California trio charged with torturing, abusing teen
STOCKTON, Calif. — A central California couple was charged Thursday with kidnapping and torturing a teenager that authorities say was sometimes kept shackled inside their home and abused with a baseball bat, belt and knife. The boy's one-time guardian was charged with similar allegations.
Kelly Layne Lau and husband Michael Schumacher were charged with 13 counts of abuse, and former guardian Caren Ramirez, whom the boy called an aunt, was charged with 10 counts.
The boy escaped from the couple's home in Tracy, about 60 miles east of San Francisco, on Monday and fled with a chain still attached to his foot to a nearby fitness center. He appeared emaciated, was covered in soot and was wearing only boxer shorts.
Obama's donor list again to be asked to help pay Clinton debt
NEW YORK — President-elect Barack Obama's vast list of donors is being asked to donate to Hillary Rodham Clinton as she scrambles to reduce her massive campaign debt before she becomes secretary of state and federal ethics rule limit her fundraising, an Obama adviser said Thursday night.
An appeal on Clinton's behalf signed by Vice President-elect Joe Biden is to be sent by e-mail to all of the more than 3 million donors to Obama's record-setting fundraising, according to this adviser, who spoke on condition of anonymity because the e-mail had not yet been sent.

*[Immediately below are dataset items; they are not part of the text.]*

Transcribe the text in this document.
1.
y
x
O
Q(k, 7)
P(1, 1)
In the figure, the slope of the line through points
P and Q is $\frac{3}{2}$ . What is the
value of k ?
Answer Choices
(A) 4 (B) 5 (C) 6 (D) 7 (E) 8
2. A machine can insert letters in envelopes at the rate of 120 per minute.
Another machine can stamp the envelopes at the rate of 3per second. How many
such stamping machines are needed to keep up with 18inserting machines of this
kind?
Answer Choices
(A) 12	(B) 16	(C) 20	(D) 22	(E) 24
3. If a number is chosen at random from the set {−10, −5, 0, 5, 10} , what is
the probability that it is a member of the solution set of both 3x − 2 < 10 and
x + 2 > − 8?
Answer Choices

Obama promised after Clinton endorsed him to help her pay off her debt, and this is the second time the Obama list has been asked to help Clinton. It was used once during the campaign as well, but its second use underlines the urgency of Clinton's task now that she is Obama's choice to be secretary of state.
Clinton and her husband, former President Bill Clinton, will headline a major debt retirement event in New York on Dec. 15 with Ugly Betty star America Ferrera as master of ceremonies. Tickets range from $50 to $1,000, with top donors earning a premium seat and a backstage photo with the former first lady.
NASA delays launch of new Mars rover by two years
The launch of NASA's sport-utility vehicle-sized, next-generation Mars rover has been delayed two years because of continuing technical problems and cost overruns, the space agency announced Thursday.
Originally set to launch late next year, the mission now is scheduled to take place in 2011, officials said at a news briefing at the National Aeronautics and Space Administration headquarters in Washington, D.C. "We ran out of time," said Charles Elachi, director of the Jet Propulsion Laboratory, where the rover is being built.
The new rover, known as the Mars Science Laboratory, is one of the most challenging projects NASA has undertaken. The craft will carry an instrument payload 10 times heavier than the twin rovers Spirit and Opportunity, which landed on Mars in 2004. With a 43-inch-high deck, MSL will be able to drive over obstacles that deterred earlier generations of rovers.